Ekrem İmamoğlu hakkında “Suç İşlemek Amacıyla Örgüt Kurmak veya Yönetmek, Suç İşlemek Amacıyla Kurulan Örgüte Üye Olmak, İhaleye Fesat Karıştırma, İrtikap, Rüşvet, Suçtan Kaynaklanan Malvarlığı Değerlerini Aklama ve Vergi Usul Kanunu’na Muhalefet” suçlamalarıyla sürdürülen soruşturma kapsamında yeni gelişmeler yaşanmaya devam ediyor. İstanbul Cumhuriyet Başsavcılığı tarafından yürütülen bu mali suçlamalar çerçevesinde, 14 şüphelinin daha mal varlıklarına el konulduğu bilgisi verildi. Bu durum, İmamoğlu’nun bulunduğu pozisyon ve iddialarla birlikte büyük bir tartışma yaratırken, soruşturma sürecinin de dikkatle takip edilmesi gerektiği vurgulanıyor.
El Konulan Mal Varlıkları
El konulan mal varlıklarına sahip olan kişiler arasında çeşitli isimler yer alıyor. İşte o isimler:
- Murat Kapki
- Serhat Kapki
- Murat İlbak
- Mustafa İlbak
- Ali İlbak
- Yusuf İlbak
- Vedat Şahin
- Necati Özkan
- Eyüp Subaşı
- Gülşah Subaşı
- Ahmet Köksal
- Alihan Aydın
- Alper Aydın
- Alperen Aydın
Ayrıca, el konulan şirketler listesi de dikkat çekiyor. Bu şirketler, soruşturmanın kapsamı çerçevesinde belirlenen kaynaklar arasındadır. İşte o şirketlerin isimleri:
- BVA Reklam ve Danışmanlık Hizmetleri A.Ş.

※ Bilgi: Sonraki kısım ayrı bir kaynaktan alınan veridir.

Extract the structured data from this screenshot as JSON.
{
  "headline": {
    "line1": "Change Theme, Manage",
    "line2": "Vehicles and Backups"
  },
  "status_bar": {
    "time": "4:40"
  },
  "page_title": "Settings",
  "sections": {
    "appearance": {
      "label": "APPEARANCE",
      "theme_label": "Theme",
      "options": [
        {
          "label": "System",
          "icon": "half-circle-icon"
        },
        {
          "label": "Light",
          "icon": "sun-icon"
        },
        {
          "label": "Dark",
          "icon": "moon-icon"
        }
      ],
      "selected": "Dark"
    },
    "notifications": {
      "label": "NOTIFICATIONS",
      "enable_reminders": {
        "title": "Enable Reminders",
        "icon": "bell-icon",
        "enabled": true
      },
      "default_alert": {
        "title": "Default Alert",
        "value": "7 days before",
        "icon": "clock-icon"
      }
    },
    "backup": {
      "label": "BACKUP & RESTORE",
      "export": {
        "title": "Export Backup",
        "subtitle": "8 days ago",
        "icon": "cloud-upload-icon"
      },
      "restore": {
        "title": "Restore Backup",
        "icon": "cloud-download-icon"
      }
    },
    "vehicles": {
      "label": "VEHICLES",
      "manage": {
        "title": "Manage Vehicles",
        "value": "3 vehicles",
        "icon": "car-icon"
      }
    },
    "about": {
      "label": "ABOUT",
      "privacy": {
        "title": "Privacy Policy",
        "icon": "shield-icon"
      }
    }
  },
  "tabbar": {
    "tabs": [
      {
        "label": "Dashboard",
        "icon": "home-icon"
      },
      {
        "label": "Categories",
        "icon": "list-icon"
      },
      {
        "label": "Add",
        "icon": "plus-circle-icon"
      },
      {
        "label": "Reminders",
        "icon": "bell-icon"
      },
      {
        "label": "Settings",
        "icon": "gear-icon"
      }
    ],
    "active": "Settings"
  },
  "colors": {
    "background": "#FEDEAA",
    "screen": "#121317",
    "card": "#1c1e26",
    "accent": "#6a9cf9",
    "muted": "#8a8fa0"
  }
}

- SMO Reklam ve Danışmanlık Hizmetleri A.Ş.
- Vizyonkent Reklam Pazarlama A.Ş.
- Kentvizyon Medya İletişim Pazarlama A.Ş.
- Mecra Reklam ve Turizm Sanayi Ticaret A.Ş.
- Urbanmedia Reklam ve İletişim Hizmetleri A.Ş.
- Panoffect Medya A.Ş.
- Genç Popülist Medya Planlama Organizasyon Ticaret A.Ş.
- MSO Reklam ve Danışmanlık Hizmetleri A.Ş.
- Sim Medya A.Ş.
- Sev Açık Hava Reklamcılık Sanayi ve Ticaret Ltd. Şti.
- Vesa Events Organizasyon Ticaret Ltd. Şti.
İstanbul Cumhuriyet Başsavcılığı, Nöbetçi Sulh Ceza Hakimliği’ne sunduğu dilekçede, soruşturmanın ilerleyişine yönelik çeşitli tedbirler alındığını açıkladı. Özellikle banka kasalarında bulunan değerli eşyaların elden çıkarılmasını önlemek amacıyla tedbir kararı alındığı vurgulandı. Bu tedbir, mal varlıklarının korunması ve soruşturmanın seyrinin etkilenmemesi açısından oldukça önemli bir adım olarak değerlendiriliyor.
Soruşturmanın seyrinin takip edilmesi, sadece İmamoğlu’nun değil aynı zamanda tüm İstanbul’un kamu yönetimi açısından da önemli sonuçlar doğurabilir. Bu gelişmelerin, toplumsal algılar üzerindeki etkisi ve siyasi tartışmalara nasıl yansıyacağı merakla bekleniyor.